Android exploited – elevated privileges – SE Policy exploit – system as root – dual boot – living in my ramdisk. What now? [on hold]

Ive been chipping away at this for days and going in circles so I need to put this out there – somewhere.

My Samsung s9+ hasnt been acting properly for a long time – but in the past few weeks this thing has become a nightmare. Calls and messages come through sometimes days late or apparently days early as the time is changed routinely. The OS is constantly reverting back to some kind of stock image (android pie it is not) with settings completely reset. Weird errors have forced resetting several times and my photos have all been destroyed in random ways (faces altered, photos smudged, scratched out etc). Daily backups have been ignored.

I will attach some of the snide logs this thing generates as well as the init.rc and build.props (fstab goldfish files etc) – im not sure what is handy so i will wait for a response as i have most system documents. These system files and logs that show that adbd is placed in the privileged position pre init – it then discards any update or change installing instead from a hidden partition (or network – the thing is never offline or properly shut down). There it remaps me to a virtual disk and assumes root control of my operating system. I am not sure if it is timed or if there is someone behind it – but as i get close to removing the files (or think i do) it will pretend to brick for an hour or two and then suddenly leap into recovery mode.

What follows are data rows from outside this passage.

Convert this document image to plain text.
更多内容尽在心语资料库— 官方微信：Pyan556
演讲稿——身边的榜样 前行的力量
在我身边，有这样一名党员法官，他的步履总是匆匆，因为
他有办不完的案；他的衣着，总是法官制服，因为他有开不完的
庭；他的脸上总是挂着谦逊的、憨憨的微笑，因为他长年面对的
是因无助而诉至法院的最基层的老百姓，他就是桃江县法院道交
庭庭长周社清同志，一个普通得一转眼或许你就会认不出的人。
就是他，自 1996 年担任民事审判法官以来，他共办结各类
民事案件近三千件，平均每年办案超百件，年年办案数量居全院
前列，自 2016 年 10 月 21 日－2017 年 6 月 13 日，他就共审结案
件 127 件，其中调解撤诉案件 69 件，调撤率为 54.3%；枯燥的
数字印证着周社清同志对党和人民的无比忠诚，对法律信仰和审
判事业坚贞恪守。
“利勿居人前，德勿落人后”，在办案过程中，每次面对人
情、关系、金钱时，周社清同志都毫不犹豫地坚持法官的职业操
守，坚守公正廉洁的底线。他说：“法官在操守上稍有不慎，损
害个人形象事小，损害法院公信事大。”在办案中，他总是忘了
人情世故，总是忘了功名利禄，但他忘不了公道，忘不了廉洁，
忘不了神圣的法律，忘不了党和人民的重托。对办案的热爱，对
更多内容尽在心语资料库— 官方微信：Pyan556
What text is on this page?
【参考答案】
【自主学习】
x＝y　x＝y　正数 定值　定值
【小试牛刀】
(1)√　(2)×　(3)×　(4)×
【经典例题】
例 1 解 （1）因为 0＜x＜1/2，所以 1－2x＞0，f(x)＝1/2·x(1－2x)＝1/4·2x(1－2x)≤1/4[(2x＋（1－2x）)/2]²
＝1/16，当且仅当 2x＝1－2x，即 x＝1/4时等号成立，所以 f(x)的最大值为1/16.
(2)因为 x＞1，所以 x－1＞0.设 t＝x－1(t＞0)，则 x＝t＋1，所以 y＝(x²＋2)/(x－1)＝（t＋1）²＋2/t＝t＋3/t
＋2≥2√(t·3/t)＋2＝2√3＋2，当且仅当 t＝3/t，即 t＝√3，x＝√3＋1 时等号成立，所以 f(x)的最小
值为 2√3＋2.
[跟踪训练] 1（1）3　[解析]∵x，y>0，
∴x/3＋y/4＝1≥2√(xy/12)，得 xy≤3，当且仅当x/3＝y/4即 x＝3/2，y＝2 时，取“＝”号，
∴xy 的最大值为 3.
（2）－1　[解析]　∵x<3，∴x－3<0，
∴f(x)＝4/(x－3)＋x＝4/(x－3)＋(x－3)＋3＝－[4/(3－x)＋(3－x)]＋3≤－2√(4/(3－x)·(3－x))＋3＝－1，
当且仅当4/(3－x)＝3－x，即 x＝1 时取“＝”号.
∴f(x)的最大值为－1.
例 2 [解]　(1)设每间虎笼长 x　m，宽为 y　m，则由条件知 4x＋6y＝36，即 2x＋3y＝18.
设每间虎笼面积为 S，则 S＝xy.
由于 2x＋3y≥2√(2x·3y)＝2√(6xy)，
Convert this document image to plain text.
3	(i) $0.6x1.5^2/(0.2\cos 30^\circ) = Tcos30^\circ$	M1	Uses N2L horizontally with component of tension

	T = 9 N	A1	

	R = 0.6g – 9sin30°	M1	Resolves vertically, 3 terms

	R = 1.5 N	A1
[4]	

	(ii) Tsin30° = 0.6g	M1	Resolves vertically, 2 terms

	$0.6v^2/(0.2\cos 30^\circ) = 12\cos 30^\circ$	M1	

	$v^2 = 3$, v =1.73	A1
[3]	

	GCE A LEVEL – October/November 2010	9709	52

Now im not concerned with the causes or what its doing. In its current condition i cant factory reset or erase with odin as it has positioned itself to respond to exactly this threat. Before the setup screen presents this thing has root access and is busy setting tasks and countdowns – similar behaviour is manifesting itself in my PC but i think this exploit has had longer to stretch out on the phone. Can anyone offer any assistance. Its sending me nuts being trapped fixing the damn thing.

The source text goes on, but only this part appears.